>>1. Dude ... if you want to query the size of an array, use a vector. No, it doesn't make your code less readable. And, no, you don't have to use .at() everywhere: C++ has this thing called operator overloading. Maybe you've heard of it. You can use array syntax with vectors. Use vectors.
Dude, don't use square brackets with STL arrays and vectors, just to make your code more readable. The  operator skips bounds checking, which is the main reason for using these classes in the first place. At() is the proper methodology to use in pretty much every case, unless you are so confident in your bounds that its worth the trivial speed increase in access time.
>>2. I'd like to know what functionality you think you need string.h for when using C++ strings. I've found the standard library string type quite feature-complete.
The biggest gaps were filled in C++11 with replacements for atoi() and so forth, but there's still no replacement for strtok or some of the other functions in the core language.
>>3. C++ isn't an interpreted language; of course it won't have much reflection.
Sure. Makes life more difficult though by pushing those tests out to the linker instead of being able to code them directly from the language itself.

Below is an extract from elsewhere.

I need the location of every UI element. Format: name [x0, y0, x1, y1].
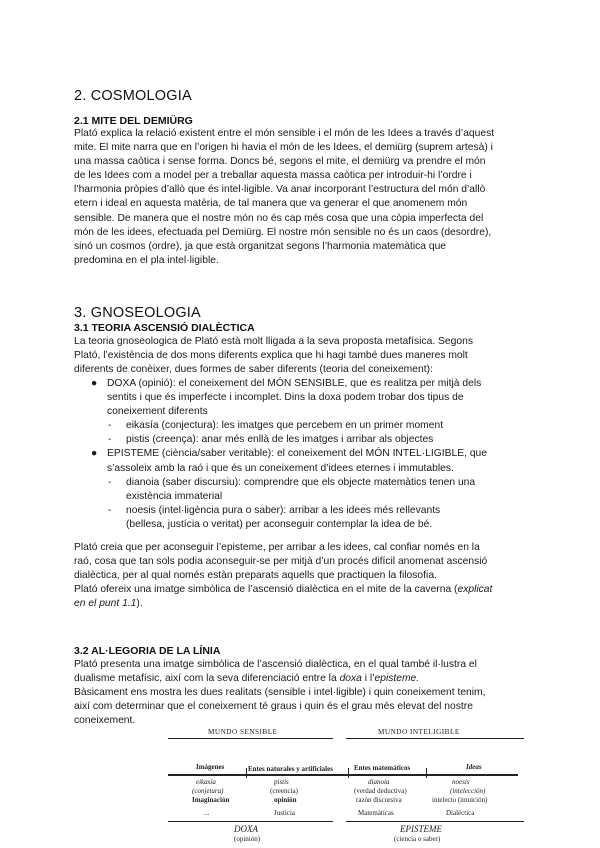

>>4. Forward declarations are not for saving the compiler time. They are for declaring a linkage interface with external code. If you ever even thought seriously about writing a C++ compiler you would know the language is not designed to make doing so easy.
Not my point. Quite obviously you need declarations for extern names not found in the file scope. But for functions within the same file scope, you still need to do forward declarations, which is only done to avoid having to do an extra pass over the code. Might have made sense in the 80s, but not today. Maybe it's not a huge deal since it's just a single copy and paste and edit every time you change a function definition when you're working on it, but it still otherwise serves no benefit.
Also, there shouldn't be much need for #ifdef guards any more. It's 2015. We should be able to include the same function definition twice without the universe breaking.